それから数日後、3人組も絞られたせいでおとなしくなり、悪口を言われていた柚歌や陽姫にも少し元気が戻っていた。
「はるちゃんゆずちゃん。何も言われなくなってよかったね。」
「悪口言われなくなったから絵に集中できるようになったよ。」
「わたしももう少しでやってないことを罪にされるところだったよぉ。さあちゃんたちありがとう。」
「いやーよかったな。神宿たちの連携のおかげで俺は助かったよ。」
「先生、いやもうあなたを先生とは呼びたくないです。私たちを勝手に疑って尋問してあろうことかはるちゃんに罪を着せようとしたんですから。」
「確かに咲彩ちゃんのいう通り中立に断たなければならないはずの先生がしたことは許されることじゃないですね。」
「そうだな。ここははぐらかさずに潔く自首した方がいいだろうな。」
「織田倉に色部まで・・・事件は解決したんだからいいじゃないか。」
「私たち、先生が罪を認めないなら市の教育委員会にこのことを訴えますから。」
「そんな・・・俺の教師人生はどうなるんだよ!」
「ま、お前は教師に向いてないってことだ。」
「小学生のガキにそこまで言われなければならないなんて・・・クソ!覚えてろよ!」
担任は咲彩たちに暴力をふるうのはまずいと言うことは理解していたのか、捨て台詞を吐いて去っていた。

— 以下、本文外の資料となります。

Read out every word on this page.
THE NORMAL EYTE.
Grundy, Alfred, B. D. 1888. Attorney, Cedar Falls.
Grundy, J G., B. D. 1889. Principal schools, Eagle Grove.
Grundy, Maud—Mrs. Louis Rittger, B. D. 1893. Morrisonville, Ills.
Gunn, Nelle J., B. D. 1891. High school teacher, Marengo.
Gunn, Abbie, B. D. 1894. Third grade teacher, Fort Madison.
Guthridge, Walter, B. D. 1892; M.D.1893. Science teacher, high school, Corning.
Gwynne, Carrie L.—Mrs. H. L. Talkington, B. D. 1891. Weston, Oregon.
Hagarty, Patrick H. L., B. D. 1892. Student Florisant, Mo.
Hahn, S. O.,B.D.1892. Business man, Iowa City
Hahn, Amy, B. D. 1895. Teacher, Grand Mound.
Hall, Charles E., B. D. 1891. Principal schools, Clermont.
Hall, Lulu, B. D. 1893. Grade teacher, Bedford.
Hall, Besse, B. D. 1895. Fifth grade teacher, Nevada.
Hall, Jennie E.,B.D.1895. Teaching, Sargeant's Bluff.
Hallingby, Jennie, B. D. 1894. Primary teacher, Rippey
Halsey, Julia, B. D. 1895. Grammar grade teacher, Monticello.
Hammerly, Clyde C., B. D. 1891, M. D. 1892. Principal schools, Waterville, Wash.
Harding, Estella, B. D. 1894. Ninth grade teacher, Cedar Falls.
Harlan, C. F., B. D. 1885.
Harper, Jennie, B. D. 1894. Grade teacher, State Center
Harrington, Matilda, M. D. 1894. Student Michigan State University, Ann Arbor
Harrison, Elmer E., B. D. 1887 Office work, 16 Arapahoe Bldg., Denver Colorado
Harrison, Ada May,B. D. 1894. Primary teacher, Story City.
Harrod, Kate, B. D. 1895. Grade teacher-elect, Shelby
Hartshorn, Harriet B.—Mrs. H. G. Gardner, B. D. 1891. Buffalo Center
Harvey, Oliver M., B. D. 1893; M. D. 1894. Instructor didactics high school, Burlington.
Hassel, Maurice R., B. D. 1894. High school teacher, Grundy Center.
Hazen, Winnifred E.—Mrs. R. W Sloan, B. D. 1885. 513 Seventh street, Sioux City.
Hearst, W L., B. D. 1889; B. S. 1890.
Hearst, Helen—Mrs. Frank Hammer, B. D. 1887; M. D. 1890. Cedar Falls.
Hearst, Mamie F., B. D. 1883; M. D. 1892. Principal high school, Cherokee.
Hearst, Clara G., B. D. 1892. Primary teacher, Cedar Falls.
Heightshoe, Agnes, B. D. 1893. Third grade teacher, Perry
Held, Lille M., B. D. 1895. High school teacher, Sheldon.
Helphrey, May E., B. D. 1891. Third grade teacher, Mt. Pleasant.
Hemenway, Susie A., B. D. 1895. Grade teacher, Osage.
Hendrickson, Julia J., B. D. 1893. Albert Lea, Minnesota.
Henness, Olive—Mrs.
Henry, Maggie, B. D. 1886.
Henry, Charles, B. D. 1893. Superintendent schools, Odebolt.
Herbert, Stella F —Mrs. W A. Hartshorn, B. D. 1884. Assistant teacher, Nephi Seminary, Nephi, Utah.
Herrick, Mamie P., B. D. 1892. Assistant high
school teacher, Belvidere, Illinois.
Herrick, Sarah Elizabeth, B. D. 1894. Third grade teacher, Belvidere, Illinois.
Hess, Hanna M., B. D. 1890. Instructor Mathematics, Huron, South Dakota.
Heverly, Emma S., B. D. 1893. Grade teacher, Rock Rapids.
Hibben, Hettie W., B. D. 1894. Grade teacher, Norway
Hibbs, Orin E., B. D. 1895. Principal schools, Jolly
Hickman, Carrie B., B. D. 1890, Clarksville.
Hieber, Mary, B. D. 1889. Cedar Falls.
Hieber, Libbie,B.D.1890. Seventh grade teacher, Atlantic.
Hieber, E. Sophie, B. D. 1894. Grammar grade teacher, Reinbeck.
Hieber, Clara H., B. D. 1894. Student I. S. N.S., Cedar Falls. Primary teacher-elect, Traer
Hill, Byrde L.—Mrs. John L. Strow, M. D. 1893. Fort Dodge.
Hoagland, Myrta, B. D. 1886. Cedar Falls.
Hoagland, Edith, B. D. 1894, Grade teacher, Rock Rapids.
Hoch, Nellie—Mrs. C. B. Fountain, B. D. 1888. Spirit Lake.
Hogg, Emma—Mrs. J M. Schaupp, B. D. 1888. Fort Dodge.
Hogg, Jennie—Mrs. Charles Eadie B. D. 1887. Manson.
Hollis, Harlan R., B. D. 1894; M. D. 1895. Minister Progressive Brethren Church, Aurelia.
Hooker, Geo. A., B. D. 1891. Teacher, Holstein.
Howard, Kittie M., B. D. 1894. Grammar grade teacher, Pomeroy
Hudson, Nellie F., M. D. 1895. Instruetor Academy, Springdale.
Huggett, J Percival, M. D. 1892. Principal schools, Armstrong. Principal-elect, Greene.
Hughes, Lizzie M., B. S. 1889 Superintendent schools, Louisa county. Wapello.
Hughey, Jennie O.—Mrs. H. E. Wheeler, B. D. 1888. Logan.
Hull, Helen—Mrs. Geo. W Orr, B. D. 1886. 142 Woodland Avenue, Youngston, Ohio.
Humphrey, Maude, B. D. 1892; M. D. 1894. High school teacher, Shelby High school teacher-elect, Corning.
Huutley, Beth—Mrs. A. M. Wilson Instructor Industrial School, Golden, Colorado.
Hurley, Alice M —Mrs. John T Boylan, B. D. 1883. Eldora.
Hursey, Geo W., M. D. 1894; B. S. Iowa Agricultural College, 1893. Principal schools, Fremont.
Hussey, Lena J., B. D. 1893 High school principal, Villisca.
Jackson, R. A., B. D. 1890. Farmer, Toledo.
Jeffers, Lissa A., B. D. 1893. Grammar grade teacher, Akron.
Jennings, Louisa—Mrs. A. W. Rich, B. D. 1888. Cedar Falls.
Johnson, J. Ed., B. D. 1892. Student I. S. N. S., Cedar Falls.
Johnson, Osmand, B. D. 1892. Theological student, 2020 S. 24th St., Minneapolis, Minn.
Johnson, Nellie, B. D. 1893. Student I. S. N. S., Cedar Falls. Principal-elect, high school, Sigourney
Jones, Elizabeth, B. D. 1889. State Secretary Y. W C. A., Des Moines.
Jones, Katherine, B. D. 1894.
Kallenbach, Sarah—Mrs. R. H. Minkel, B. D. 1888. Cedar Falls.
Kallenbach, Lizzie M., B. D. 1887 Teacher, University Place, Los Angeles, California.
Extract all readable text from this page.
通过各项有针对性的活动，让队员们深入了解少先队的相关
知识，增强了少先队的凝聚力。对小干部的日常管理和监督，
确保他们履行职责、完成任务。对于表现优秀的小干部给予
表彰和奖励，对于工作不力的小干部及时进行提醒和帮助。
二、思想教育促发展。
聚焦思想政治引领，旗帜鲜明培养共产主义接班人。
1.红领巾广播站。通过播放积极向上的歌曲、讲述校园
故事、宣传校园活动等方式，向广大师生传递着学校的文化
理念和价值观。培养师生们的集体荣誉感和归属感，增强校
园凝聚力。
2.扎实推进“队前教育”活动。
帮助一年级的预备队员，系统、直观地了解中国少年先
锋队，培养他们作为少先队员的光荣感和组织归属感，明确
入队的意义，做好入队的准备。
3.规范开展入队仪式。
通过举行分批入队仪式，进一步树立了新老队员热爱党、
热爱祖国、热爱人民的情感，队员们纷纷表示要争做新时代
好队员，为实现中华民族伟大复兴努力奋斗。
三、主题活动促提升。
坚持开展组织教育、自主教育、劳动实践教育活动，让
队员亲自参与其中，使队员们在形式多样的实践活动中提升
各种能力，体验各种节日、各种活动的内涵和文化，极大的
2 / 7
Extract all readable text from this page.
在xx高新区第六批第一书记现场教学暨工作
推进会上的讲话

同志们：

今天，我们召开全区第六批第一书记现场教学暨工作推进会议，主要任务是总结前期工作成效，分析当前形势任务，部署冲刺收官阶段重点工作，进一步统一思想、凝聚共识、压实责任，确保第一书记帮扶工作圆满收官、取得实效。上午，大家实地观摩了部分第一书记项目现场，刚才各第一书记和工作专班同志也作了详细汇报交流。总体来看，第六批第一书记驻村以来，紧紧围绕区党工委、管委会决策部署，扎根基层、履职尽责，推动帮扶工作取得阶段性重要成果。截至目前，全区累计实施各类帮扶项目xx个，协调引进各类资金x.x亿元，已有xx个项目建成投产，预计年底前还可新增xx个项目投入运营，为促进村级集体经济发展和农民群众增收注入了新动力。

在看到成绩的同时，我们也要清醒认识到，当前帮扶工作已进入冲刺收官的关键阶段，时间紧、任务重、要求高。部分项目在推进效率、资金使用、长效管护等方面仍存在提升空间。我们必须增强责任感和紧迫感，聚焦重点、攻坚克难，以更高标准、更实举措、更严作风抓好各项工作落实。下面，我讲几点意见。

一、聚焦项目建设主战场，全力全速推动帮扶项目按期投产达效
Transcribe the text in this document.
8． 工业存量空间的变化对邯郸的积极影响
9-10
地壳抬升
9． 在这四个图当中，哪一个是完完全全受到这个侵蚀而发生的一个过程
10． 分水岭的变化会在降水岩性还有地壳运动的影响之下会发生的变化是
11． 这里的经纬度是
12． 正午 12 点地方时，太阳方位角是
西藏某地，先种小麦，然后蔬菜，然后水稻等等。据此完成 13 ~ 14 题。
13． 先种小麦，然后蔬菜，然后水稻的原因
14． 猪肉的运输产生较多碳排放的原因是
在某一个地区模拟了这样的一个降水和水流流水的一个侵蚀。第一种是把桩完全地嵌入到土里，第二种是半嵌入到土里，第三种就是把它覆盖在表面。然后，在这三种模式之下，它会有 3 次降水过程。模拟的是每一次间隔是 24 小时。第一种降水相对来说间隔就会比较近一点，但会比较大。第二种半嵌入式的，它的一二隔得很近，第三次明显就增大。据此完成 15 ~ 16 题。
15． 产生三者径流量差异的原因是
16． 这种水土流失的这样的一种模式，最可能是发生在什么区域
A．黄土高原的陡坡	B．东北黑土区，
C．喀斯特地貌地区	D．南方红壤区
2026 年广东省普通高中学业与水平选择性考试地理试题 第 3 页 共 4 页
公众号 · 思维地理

「先生反省しないね・・・まあいいよ、はるちゃんゆずちゃん。これからもよろしくね。」
「うん!」
「もちろんだよ。」
結局担任は尋問と陽姫に罪を擦り付けようとしたことを認めることなく居座り続けたため咲彩たちは教師の罪も訴えた。その結果教育委員会が動き担任はすぐさまに変わることになった。なお、この教師は騎ノ風の市外で再び教師になったが何度も生徒を尋問して教員免許をはく奪されたそうな・・・なお、咲彩と陽姫が従姉妹であるということを知るきっかけになったのはまた別の話である。

「・・・昔にそんなことがあったんだよ。」
「そうだったのか。我らのいた小学校ってそんなダメな教育施設だったんだな。」
「だけど、この件をきっかけに夢源学園が初等部の設置に動いたんだ。」
「わたしたちは初等部には入れなかったけど、今は初等部のおかげで救われた子がたくさんいるんじゃないかなぁ?」
「うむ、我らは話を理解してくれる人たちの多い場所に住めて幸せってことなのだな。」
咲彩たちの過去話を聞いた苺瑠は穏やかな表情でそう言ったのだった。